The present study also showed that serum UA levels had significant prognostic interactions with renal function: the U-shaped relationship between serum UA levels and prognosis was evident in patients with HF without CKD but not in those with CKD. Unlike hypouricaemia, it has been reported that hyperuricaemia has a consistent association with poor prognosis in patients without CKD.12, 14 Indeed, patients without CKD have normal UA excretion and thus are easily prone to increased UA production, resulting in hyperuricaemia via increased xanthine oxidase activity.12 However, it is unclear why renal dysfunction is associated with a lack of prognostic significance of serum UA levels in the present study. It was noted that the use of diuretics did not interact with the relationship between serum UA levels and prognosis, although diuretic use could often increase serum UA levels and worsen renal function.32
Sex difference may be an important issue when considering the relationship between serum UA levels and prognosis although we found no prognostic impact of sex difference in the present study. It was reported that risk of congestive HF is gradually increased with increase in serum UA levels in men but not in women in the general population.50 In addition, it was reported that high serum UA levels were an independent predictor of mortality in women but not in men.40 Thus, this issue remains to be further examined in future studies.
Study limitations
Several limitations should be mentioned for the present study. First, because the CHART-2 study is an observational study for CHF in Japan, there needs a caution when generalizing the present findings to other populations in different countries and/or populations. In particular, because the CHART-2 study enrolled stable CHF population, validation studies are warranted in patients with acute HF or those with CHF in more severe clinical conditions. Second, the sample size in our study might not have enough statistical power to evaluate the association between UA lowering drugs and prognosis in patients with HF. Lastly, the pathophysiology of hypouricaemia including hereditary factors was not examined in the present study.
Conclusions
The present study demonstrates that serum UA levels have the U-shaped prognostic effects, and both temporal transitions to abnormally lower or higher levels are also associated with poor prognosis in the elderly patients with HF.
Acknowledgements
We thank all the members of the Tohoku Heart Failure Association, the CHART-2 Investigators, and the staff of the Departments of Cardiovascular Medicine and Evidence-Based Cardiovascular Medicine, Tohoku University Graduate School of Medicine for their contributions (Supporting Information).
Conflict of interest
The Department of Evidence-Based Cardiovascular Medicine, Tohoku University Graduate School of Medicine is supported in part by unrestricted research grants from Daiichi Sankyo (Tokyo, Japan), Bayer Yakuhin (Osaka, Japan), Kyowa Hakko Kirin (Tokyo, Japan), Novartis Pharma (Tokyo, Japan), Dainippon Sumitomo Pharma (Osaka, Japan), Astellas Pharma (Tokyo, Japan), AstraZeneca (Osaka, Japan), Chugai Pharmaceutical (Tokyo, Japan), GlaxoSmithKline (Tokyo, Japan), Kowa Pharmaceutical (Tokyo, Japan), Mitsubishi Tanabe Pharma (Osaka, Japan), Mochida Pharmaceutical (Tokyo, Japan), MSD (Tokyo, Japan), Nippon Boehringer Ingelheim (Tokyo, Japan), Otsuka Pharmaceutical (Tokyo, Japan), Shionogi (Osaka, Japan), and Takeda Pharmaceutical (Osaka, Japan).

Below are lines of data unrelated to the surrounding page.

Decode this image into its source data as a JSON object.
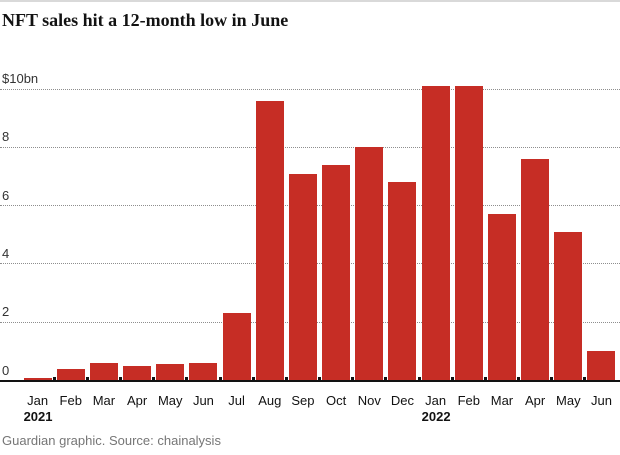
{
  "header": {
    "title": "NFT sales hit a 12-month low in June"
  },
  "footer": {
    "credit": "Guardian graphic. Source: chainalysis"
  },
  "colors": {
    "bar": "#c62d25",
    "baseline": "#121212",
    "gridline": "#8e8e8e",
    "title_text": "#121212",
    "axis_text": "#333333",
    "footer_text": "#767676",
    "top_border": "#d9d9d9"
  },
  "chart_data": {
    "type": "bar",
    "title": "NFT sales hit a 12-month low in June",
    "unit": "$bn",
    "categories": [
      "Jan",
      "Feb",
      "Mar",
      "Apr",
      "May",
      "Jun",
      "Jul",
      "Aug",
      "Sep",
      "Oct",
      "Nov",
      "Dec",
      "Jan",
      "Feb",
      "Mar",
      "Apr",
      "May",
      "Jun"
    ],
    "category_years": [
      "2021",
      "2021",
      "2021",
      "2021",
      "2021",
      "2021",
      "2021",
      "2021",
      "2021",
      "2021",
      "2021",
      "2021",
      "2022",
      "2022",
      "2022",
      "2022",
      "2022",
      "2022"
    ],
    "values": [
      0.1,
      0.4,
      0.6,
      0.5,
      0.55,
      0.6,
      2.3,
      9.6,
      7.1,
      7.4,
      8.0,
      6.8,
      10.1,
      10.1,
      5.7,
      7.6,
      5.1,
      1.0
    ],
    "year_labels": [
      {
        "index": 0,
        "label": "2021"
      },
      {
        "index": 12,
        "label": "2022"
      }
    ],
    "xlabel": "",
    "ylabel": "",
    "ylim": [
      0,
      10
    ],
    "yticks": [
      {
        "value": 0,
        "label": "0"
      },
      {
        "value": 2,
        "label": "2"
      },
      {
        "value": 4,
        "label": "4"
      },
      {
        "value": 6,
        "label": "6"
      },
      {
        "value": 8,
        "label": "8"
      },
      {
        "value": 10,
        "label": "$10bn"
      }
    ],
    "grid": "horizontal-dotted",
    "legend": "none"
  }
}
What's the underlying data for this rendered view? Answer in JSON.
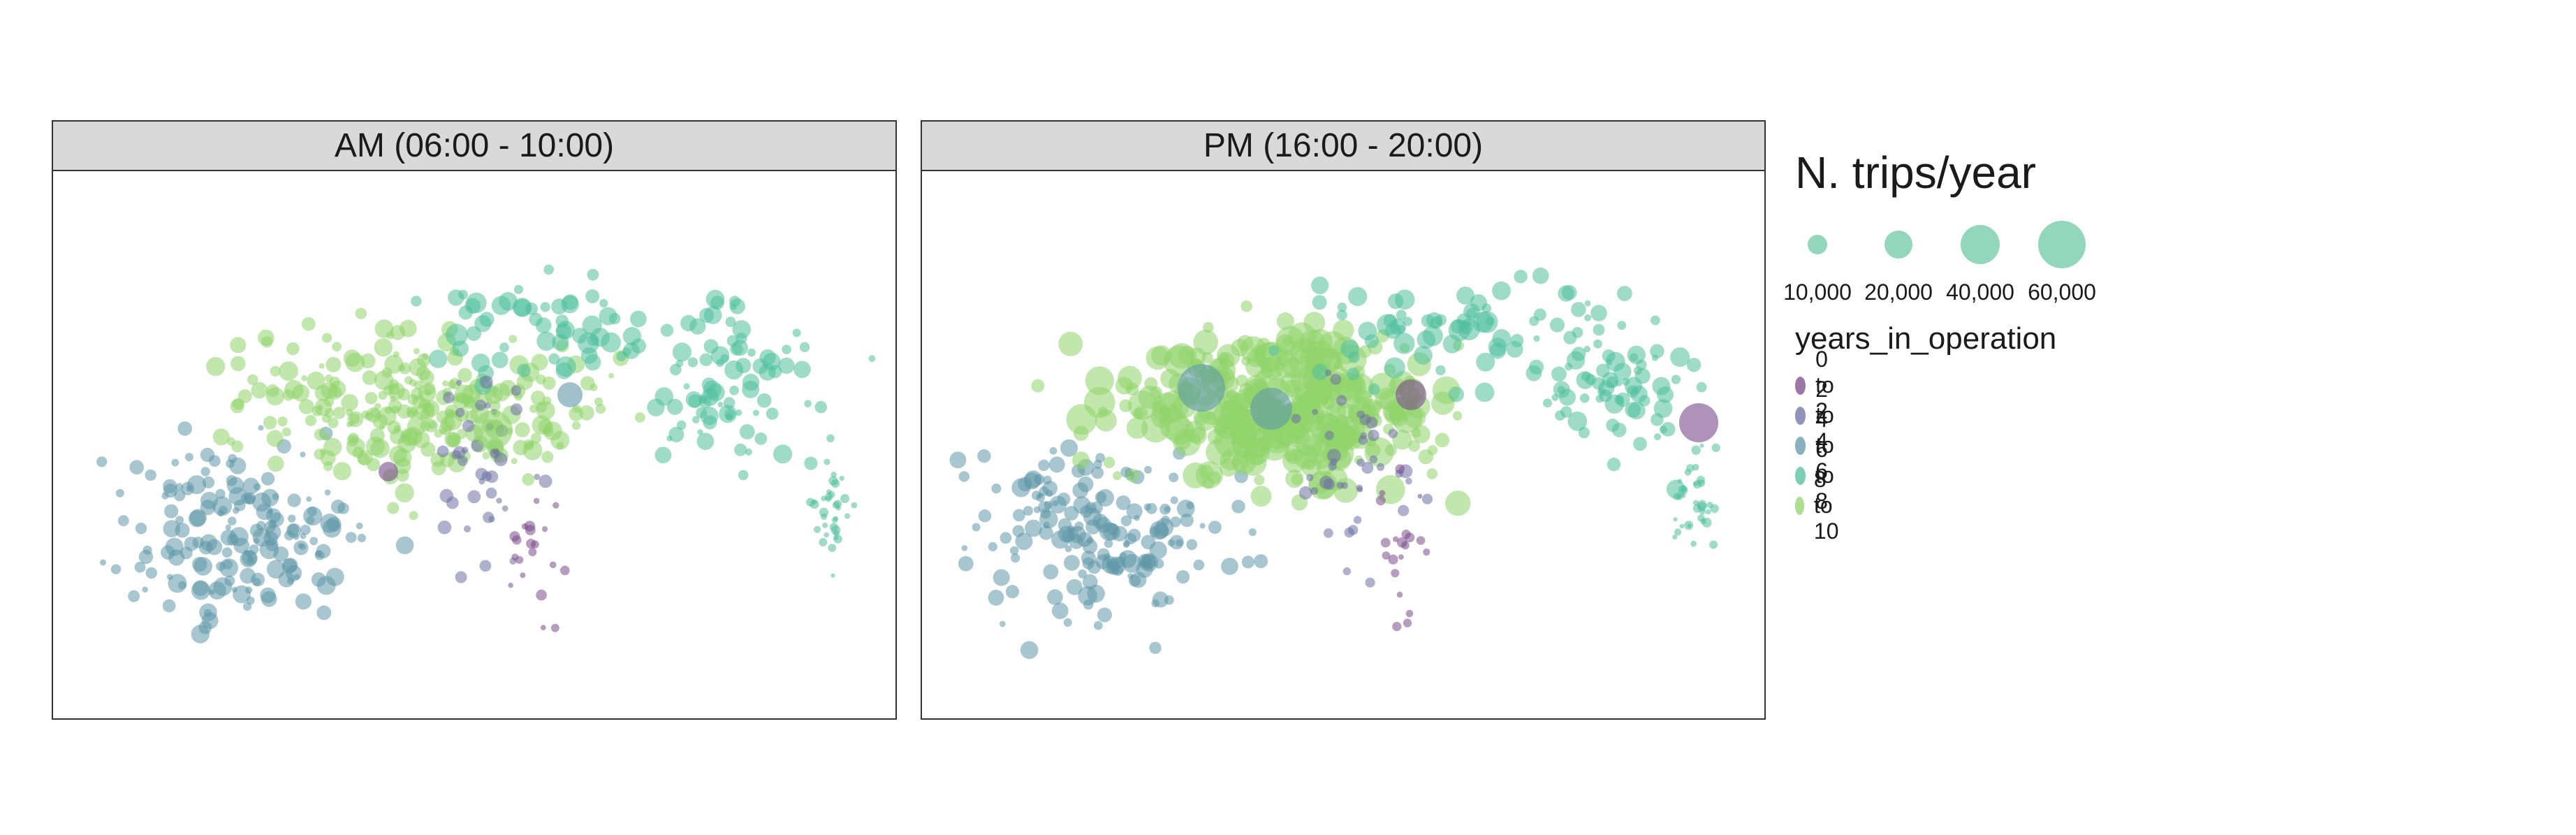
{
  "chart_data": {
    "type": "scatter",
    "facets": [
      {
        "label": "AM (06:00 - 10:00)"
      },
      {
        "label": "PM (16:00 - 20:00)"
      }
    ],
    "size_legend": {
      "title": "N. trips/year",
      "breaks": [
        10000,
        20000,
        40000,
        60000
      ],
      "labels": [
        "10,000",
        "20,000",
        "40,000",
        "60,000"
      ],
      "color": "#7fd0b0"
    },
    "color_legend": {
      "title": "years_in_operation",
      "categories": [
        "0 to 2",
        "2 to 4",
        "4 to 6",
        "6 to 8",
        "8 to 10"
      ],
      "colors": [
        "#7a4a8a",
        "#6b6fa3",
        "#5f97a8",
        "#4fbf9b",
        "#8fd46a"
      ]
    },
    "grid": false,
    "axes": "none"
  }
}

H. S. has received lecture fees from Bayer Yakuhin (Osaka, Japan) and Daiichi Sankyo (Tokyo, Japan).
Funding
This study was supported in part by the Grants-in Aid from the Japanese Ministry of Health, Labour, and Welfare and the Japanese Ministry of Education, Culture, Sports, Science, and Technology and the Agency for Medical Research and Development (15ek0210043h0001, 16ek0210056h0001, and 16ek0210043h0002), Tokyo, Japan.